Com os pilares teóricos fixados no método positivista é que Hans Kelsen
procurou delinear uma Ciência do Direito desprovida de qualquer outra influência que
lhe fosse externa. Assim, alhear o fenômeno jurídico de contaminações exteriores a sua
ontologia seria conferir-lhe cientificidade e autonomia. Dessa forma, por meio das
ambições de sua teoria, ter-se-ia uma descrição do Direito que correspondesse apenas a
uma descrição pura do Direito.
As categorias do ser e do dever-ser são os pólos com os quais lida Hans Kelsen,
para distinguir realidade e Direito, que caminham em flagrante dissintonia, em sua
teoria. Mais precisamente, é com a quebra da relação ser/dever-ser que pretende Hans
Kelsen operar para diferir o que é jurídico (fenômeno jurídico puro) do que não é
jurídico (cultural, sociológico, antropológico, ético, metafísico, religioso).
A atitude do jurista, segundo Kelsen, deve consistir num partir da norma
jurídica dada, para chegar à própria norma jurídica dada. Para o positivismo
kelseniano, a norma jurídica é o alfa (α) e o ômega (Ω) do sistema normativo, ou seja, o
princípio e fim de todo o sistema.
Kelsen termina por afirmar que a “ciência jurídica não tem espaço para os juízos
de justiça”, mas somente para os juízos de Direito. O que se pode reconhecer é que
existe um consentimento de todas as pessoas em aceitar a Constituição, e é a partir
desse simples dado que deve raciocinar o jurista.
Kelsen esclareceu repetidamente que a sua teoria é uma teoria pura do direito
positivo e não uma teoria do direito puro, ou seja, de um direito desligado da realidade.
A ciência do Direito não tem a ver com a conduta efetiva do homem, mas só com o
prescrito juridicamente. Não é uma ciência de fatos, mas de normas; o seu objeto não é
o que é ou acontece, mas sim um complexo de normas.

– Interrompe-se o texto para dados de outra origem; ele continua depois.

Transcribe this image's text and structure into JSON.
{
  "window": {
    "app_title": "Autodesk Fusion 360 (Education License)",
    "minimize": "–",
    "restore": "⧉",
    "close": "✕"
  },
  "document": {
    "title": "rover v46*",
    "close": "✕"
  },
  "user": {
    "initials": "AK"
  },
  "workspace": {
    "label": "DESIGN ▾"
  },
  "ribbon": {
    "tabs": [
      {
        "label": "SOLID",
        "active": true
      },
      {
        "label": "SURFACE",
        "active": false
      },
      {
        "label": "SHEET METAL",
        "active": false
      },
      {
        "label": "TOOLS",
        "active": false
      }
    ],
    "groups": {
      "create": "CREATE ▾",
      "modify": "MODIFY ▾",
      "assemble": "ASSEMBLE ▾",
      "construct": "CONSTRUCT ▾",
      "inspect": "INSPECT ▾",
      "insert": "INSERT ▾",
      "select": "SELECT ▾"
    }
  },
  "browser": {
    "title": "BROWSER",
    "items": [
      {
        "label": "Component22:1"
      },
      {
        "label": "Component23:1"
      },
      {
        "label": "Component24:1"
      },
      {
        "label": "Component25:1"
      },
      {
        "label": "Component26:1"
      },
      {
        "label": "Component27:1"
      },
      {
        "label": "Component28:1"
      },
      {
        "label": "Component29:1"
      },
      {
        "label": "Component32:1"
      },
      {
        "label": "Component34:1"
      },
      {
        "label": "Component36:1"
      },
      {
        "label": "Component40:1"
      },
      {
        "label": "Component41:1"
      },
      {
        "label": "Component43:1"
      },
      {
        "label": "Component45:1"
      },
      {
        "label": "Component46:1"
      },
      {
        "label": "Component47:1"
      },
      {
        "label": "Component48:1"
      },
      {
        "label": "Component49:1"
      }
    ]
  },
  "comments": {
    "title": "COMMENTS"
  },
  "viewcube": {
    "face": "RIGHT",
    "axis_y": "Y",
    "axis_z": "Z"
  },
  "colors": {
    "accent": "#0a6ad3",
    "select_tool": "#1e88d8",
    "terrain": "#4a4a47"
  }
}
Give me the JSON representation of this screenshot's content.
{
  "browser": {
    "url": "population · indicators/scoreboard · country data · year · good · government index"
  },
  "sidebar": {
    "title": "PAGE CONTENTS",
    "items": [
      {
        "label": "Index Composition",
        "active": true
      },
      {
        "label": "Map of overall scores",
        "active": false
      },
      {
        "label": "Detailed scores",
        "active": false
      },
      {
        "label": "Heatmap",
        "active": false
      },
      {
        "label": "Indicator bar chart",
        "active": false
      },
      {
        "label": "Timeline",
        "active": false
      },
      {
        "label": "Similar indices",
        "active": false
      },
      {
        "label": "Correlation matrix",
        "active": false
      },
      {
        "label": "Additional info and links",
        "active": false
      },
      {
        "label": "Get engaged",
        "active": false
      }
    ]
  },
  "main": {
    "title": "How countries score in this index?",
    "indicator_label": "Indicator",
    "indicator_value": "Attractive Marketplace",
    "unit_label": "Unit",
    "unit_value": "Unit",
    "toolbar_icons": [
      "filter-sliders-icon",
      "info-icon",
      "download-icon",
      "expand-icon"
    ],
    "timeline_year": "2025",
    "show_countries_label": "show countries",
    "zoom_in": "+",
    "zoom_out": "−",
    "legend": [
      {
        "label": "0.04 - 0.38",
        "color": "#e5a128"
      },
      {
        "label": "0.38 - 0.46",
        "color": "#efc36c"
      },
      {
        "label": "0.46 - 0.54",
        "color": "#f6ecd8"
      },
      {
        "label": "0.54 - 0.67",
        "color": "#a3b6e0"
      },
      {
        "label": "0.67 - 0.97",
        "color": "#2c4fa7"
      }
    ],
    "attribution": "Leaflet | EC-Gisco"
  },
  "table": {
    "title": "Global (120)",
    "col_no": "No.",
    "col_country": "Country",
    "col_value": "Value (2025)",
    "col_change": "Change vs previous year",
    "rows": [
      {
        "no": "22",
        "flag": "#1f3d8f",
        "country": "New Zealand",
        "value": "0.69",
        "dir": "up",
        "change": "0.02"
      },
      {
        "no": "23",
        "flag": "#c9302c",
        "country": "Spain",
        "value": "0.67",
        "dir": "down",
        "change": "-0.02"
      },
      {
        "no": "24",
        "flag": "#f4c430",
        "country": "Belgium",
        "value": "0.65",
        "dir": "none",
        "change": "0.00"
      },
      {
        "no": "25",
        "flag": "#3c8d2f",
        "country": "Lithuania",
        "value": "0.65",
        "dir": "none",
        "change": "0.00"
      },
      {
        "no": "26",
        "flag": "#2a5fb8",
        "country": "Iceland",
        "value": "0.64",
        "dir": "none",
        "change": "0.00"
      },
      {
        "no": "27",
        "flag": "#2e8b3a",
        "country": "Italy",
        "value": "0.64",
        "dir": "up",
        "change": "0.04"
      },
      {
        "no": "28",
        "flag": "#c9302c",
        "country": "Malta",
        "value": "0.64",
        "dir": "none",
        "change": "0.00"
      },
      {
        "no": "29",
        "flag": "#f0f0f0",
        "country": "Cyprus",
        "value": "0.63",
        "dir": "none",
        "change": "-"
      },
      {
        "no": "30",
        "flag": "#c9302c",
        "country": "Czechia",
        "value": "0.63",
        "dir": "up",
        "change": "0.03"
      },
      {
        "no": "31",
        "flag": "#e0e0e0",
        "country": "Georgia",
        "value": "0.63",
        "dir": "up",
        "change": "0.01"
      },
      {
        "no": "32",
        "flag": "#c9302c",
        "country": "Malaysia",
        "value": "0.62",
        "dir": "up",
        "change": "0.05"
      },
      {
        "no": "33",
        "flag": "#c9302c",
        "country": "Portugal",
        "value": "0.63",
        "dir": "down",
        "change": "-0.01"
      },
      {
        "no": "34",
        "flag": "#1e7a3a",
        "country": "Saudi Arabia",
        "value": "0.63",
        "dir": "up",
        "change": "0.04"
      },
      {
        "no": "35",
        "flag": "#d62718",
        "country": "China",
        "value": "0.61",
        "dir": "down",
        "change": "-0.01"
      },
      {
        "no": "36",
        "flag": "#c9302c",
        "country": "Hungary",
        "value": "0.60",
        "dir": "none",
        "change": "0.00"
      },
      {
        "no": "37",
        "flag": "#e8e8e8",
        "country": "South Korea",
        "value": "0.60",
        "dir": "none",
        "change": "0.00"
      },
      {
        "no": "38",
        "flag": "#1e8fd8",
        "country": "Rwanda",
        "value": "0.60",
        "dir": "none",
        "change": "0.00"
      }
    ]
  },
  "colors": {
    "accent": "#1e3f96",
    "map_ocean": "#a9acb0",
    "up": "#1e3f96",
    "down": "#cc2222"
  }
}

O que a Teoria Pura procura identificar como relevante para a pesquisa jurídica
é o estudo da validade (existência de uma norma jurídica), a vigência (a produção de
efeitos de uma norma jurídica), a eficácia (condutas obedientes e observantes a uma
norma jurídica). Toda pesquisa da Teoria Pura se resume e se baseia no estudo da
norma jurídica.
Discutir sobre justiça é discutir sobre normas morais. Para Kelsen, porém,
discutir sobre justiça não é discutir sobre Direito, e vice-versa, porque toda ordem
jurídica é definida pelas normas jurídicas que possui. A doutrina da justiça não é objeto
de conhecimento do jurista, que deve estar afeito a compreender a mecânica das
normas jurídicas.
Justiça e injustiça nada têm a ver com validade de determinado direito positivo;
é essa a nota distintiva entre Direito e Ética. A validade de uma ordem jurídica não vem
contrariada pelo simples fato de que o Direito se tenha construído contra a moral. O
que é válido prepondera sobre o que é justo, pois o que á válido está de acordo com os
modos de existência normativa de dado ordenamento jurídico; o que é justo, por sua
vez, está no plano das especulações, dos valores etc. e aceitar que o justo prepondera
com relação ao válido é trocar o certo pelo dúbio.
Uma teoria sobre justiça responde por concepções acerca do justo e do injusto, e
o que é justo e injusto nem sempre é claro e unânime. Contudo, que há um justo e que
esse justo é um justo relativo, isso Kelsen admite.
O relativismo da justiça é, na teoria kelsiana, fruto do positivismo jurídico. Em
síntese, as idéias de que a ciência pura é a ciência a-valorativa, a-histórica, a-ética etc.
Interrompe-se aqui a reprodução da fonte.